What you need to know about the Wedding Ring of Virgin Mary
Wedding rings have this ancient history and they are typically connected to traditions in Judaism, Rome and even in Babylon.
As each of these traditions were developed for various reasons, it links to the likely possibility that St. Joseph gave the Virgin Mary a ring at their betrothal.
Though, this is a small detail that isn’t mentioned in scripture, as some local traditions are typically omitted from the New Testament since the original readers would have been familiar with these customs.
Whatever the case maybe, there’s a miraculous ring that surfaced in Italy during the 15th century. Some legends claims that a goldsmith from Chiusi, Italy, got the ring from a Jewish merchant around the year 1,000.
This particular ring had been passed down through the generations of a Jewish family and the Virgin Mary appeared to the Jewish merchant in a dream.
So, he gave the ring to the goldsmith, but at the initial times, the goldsmith did not believe the story.
It was after witnessing a vision of his deceased child, that the goldsmith donated the ring to a nearby convent. Eventually, the ring was stolen from Chiusi, but was immediately and soon after recovered, it was entrusted to a church in Perugia.
And there was countless miracles and legends surrounding the ring, adding to its mysterious nature.
In a separate occasion, an 18th-century visionary known as Bl.
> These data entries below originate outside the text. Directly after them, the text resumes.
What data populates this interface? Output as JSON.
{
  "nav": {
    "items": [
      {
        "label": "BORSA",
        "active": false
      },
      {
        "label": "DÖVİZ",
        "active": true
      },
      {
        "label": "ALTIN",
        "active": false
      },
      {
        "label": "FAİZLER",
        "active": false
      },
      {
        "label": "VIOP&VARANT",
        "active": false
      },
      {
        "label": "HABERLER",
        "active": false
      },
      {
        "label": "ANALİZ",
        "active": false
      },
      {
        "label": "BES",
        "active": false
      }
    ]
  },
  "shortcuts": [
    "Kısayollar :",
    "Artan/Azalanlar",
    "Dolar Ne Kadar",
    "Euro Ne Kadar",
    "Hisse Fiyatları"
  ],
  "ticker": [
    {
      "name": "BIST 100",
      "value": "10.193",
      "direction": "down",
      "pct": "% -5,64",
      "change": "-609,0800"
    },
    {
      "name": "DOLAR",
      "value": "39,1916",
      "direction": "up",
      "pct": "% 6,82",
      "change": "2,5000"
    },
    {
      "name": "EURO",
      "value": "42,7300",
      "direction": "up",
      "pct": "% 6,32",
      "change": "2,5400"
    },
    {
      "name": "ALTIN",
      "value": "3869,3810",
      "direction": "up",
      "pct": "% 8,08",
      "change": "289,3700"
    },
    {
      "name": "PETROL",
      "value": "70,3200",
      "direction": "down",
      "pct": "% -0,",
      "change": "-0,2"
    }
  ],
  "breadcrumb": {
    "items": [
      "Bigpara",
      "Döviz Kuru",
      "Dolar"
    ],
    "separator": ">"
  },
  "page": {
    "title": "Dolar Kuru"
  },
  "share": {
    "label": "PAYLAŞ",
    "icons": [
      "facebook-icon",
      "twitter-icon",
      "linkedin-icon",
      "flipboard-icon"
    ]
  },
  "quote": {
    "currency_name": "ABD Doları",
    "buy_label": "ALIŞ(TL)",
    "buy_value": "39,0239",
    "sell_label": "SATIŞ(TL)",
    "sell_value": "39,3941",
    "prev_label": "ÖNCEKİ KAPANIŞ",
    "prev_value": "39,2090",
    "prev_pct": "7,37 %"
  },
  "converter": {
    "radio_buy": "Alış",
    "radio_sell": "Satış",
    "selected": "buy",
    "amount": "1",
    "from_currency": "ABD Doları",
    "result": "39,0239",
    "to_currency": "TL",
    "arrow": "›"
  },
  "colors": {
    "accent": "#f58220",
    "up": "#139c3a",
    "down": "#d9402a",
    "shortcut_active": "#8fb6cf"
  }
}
Anne Catherine Emmerich seemed to confirm the authenticity of the ring in a vision she had of the ring.
She explained the vision as thus: “I saw the wedding ring of the Blessed Virgin; it is neither made of silver nor of gold, nor of any other metal; rather, it is dark in color and iridescent in nature; it is not a thin narrow ring, but rather a thick and at least a finger broad.
I saw it very smooth and yet as though it is covered with little regular triangles in which were letters. On the inside part of it was a flat surface.
Indeed, the ring is engraved with something. I saw the ring placed behind many locks in a beautiful church. And devout people which were about to be married take their wedding-rings to touch it.
As interesting as it may seem, author Miska Michele Tosti wrote in his book Il Santo Anello: Leggenda, Storia, Arte, Devozione that “an investigation which was carried out in 1949-50 suggested that the relic is actually a ring signet of a man from the 1st century AD.”
At the same time, it is difficult for historians to link that ring to the Virgin Mary and St. Joseph.
Nevertheless, the ring reminds us of the ring that existed at the betrothal of the Virgin Mary and Joseph and links us to the holy and faithful marriage that these two saints had, providing a beautiful home for Jesus to be brought up in.